Only 33% of whites in the South owned slaves (according to the 1860 census). Why else would so many non-slave owners take up arms for the South? At that time, barely 80 years had passed since the American Revolution; most individuals’ loyalties were to their state, not to the federal government.

General Lee agreed with the Union cause, but his conscience forced him to defend his State of Virginia. What did that flag represent to Lee? Likely it was his soldiers and their bravery, not slavery. He once said in battle, “It is well that war is so terrible, otherwise we would grow too fond of it.”

The wealthy slaveholding leaders in the state houses seceded in an emotional clamor similar to the accusatory one we see today. Rather than learn from the emotionalism that often creates huge problems, the press, and our leadership, just like at the outset of the Civil War, are pointing fingers and using innuendo to force a result they neither understand nor care to.

If we ban the Confederate battle flag when someone only circuitously connected to it commits a heinous crime, why not ban the gay rights flag and the Cross of Christ if a gay priest serially molests young children, or ban the Koran if a jihadist commits mass murder?

What I believe Jim Webb sees is the tragedy that this battle flag represents—one that should be remembered. Many years ago, Jim sent me this poem written by another McKim on the Confederate memorial in Arlington Cemetery:

Not for fame or reward
Not for place or for rank
Not lured by ambition nor goaded by necessity
But in simple obedience to duty
As they understood it
These men sacrificed all
Dared all
And died.

The tragedy is that 620,000 soldiers on both side died in the Civil War, more than any other war fought and more than all other wars together excepting WWII. Yes, this was a terrible war to free slaves. The war and the sacrifice should be remembered and understood, not used for yet more demagoguery.

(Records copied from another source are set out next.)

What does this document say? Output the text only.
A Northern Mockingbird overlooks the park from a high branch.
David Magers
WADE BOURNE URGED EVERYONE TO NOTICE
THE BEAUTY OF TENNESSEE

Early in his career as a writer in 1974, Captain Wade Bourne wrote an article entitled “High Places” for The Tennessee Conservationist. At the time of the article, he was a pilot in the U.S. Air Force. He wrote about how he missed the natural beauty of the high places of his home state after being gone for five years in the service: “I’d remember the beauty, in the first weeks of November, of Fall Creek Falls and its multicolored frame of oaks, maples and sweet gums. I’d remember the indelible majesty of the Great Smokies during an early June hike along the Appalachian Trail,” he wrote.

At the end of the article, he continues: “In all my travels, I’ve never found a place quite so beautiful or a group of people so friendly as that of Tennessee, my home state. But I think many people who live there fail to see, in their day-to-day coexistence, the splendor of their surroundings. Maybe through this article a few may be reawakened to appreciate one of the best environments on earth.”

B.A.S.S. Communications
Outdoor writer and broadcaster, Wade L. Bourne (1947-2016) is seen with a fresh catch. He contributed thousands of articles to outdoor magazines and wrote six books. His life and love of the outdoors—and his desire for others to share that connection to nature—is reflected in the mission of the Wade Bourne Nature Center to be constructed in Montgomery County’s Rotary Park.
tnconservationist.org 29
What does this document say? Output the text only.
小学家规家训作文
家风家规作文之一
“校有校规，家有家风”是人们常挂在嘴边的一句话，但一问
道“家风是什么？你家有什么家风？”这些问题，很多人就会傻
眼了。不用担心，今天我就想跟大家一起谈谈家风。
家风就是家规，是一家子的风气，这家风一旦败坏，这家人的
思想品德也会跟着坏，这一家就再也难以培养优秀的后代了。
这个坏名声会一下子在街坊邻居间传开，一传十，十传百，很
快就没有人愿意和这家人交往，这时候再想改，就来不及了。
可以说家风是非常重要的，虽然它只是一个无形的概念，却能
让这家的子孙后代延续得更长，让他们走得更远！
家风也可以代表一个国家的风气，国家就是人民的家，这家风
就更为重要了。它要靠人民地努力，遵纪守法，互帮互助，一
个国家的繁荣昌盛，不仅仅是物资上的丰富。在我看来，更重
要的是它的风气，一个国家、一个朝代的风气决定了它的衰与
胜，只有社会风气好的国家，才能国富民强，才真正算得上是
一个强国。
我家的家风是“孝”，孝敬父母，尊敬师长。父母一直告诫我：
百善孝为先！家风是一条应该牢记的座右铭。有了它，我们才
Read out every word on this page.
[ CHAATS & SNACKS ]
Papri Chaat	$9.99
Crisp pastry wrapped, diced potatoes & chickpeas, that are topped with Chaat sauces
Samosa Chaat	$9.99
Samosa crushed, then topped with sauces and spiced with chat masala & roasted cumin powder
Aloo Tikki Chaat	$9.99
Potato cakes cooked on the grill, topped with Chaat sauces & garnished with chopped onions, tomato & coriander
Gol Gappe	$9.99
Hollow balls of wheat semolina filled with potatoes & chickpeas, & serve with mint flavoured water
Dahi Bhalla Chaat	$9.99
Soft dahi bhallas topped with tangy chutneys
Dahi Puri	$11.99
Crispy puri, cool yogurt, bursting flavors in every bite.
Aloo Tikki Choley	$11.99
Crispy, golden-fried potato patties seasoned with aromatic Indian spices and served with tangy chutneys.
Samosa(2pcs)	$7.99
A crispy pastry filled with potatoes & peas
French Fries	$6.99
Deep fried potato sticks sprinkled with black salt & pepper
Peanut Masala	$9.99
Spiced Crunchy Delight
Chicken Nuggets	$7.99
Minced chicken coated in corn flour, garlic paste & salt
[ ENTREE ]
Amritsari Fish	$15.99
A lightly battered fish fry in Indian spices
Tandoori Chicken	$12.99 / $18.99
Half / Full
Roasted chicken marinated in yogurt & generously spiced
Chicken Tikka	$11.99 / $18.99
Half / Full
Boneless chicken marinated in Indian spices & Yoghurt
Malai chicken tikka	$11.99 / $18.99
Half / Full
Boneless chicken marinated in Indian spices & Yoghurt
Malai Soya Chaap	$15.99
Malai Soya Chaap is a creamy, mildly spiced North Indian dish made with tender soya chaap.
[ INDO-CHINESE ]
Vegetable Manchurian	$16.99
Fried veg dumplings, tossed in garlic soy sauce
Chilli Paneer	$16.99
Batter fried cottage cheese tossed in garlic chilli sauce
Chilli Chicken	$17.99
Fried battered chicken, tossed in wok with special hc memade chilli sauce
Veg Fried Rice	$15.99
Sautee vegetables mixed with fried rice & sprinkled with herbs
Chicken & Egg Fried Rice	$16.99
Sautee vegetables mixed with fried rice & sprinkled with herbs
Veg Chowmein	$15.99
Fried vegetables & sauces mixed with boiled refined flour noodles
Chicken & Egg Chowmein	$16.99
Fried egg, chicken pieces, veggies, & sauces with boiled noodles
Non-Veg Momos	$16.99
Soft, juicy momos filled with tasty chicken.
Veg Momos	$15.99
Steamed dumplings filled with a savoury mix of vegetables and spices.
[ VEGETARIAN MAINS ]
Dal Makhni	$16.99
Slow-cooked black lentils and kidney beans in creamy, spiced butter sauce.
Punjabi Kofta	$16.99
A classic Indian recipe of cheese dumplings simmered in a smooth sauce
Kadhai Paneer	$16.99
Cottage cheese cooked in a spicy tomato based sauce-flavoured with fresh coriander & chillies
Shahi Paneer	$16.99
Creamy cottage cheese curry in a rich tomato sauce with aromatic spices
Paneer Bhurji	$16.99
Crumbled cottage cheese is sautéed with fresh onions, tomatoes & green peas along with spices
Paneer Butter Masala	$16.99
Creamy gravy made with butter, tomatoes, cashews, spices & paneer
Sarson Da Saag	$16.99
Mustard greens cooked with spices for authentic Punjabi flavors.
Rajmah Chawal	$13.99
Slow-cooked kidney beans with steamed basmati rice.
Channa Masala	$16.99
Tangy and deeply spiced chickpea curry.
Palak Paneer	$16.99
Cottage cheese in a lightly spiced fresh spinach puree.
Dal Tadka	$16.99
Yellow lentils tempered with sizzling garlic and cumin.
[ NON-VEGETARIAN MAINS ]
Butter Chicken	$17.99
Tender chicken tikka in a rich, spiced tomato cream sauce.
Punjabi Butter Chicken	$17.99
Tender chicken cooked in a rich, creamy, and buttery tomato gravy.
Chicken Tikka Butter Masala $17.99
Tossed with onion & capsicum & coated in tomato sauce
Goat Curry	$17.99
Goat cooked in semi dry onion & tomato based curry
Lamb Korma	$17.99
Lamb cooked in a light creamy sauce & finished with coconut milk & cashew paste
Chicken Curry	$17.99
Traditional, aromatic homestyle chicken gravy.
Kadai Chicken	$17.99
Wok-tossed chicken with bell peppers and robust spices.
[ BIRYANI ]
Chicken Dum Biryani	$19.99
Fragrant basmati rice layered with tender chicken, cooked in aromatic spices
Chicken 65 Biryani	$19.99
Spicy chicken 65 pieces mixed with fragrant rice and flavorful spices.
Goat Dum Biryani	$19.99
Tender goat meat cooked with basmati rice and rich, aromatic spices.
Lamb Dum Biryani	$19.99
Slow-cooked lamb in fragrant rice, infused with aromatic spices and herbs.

President Obama’s first Chief of Staff Rahm Emmanuel said, “You never want a serious crisis to go to waste.” Do we wipe out this flag and wipe out the memory of sacrifices that it took to free the slaves, and wipe the awful lessons that came with that? Do we encourage this emotionalism that has been used to instigate most conflicts—racial, civil or social–in world history?

Man’s natural instinct is to avoid catastrophic conflict. It is only through this kind of fomentation that we destroy each other. If we persist in this kind of provocation while at the same time destroying the symbols of those terrible lessons, we will most certainly repeat them.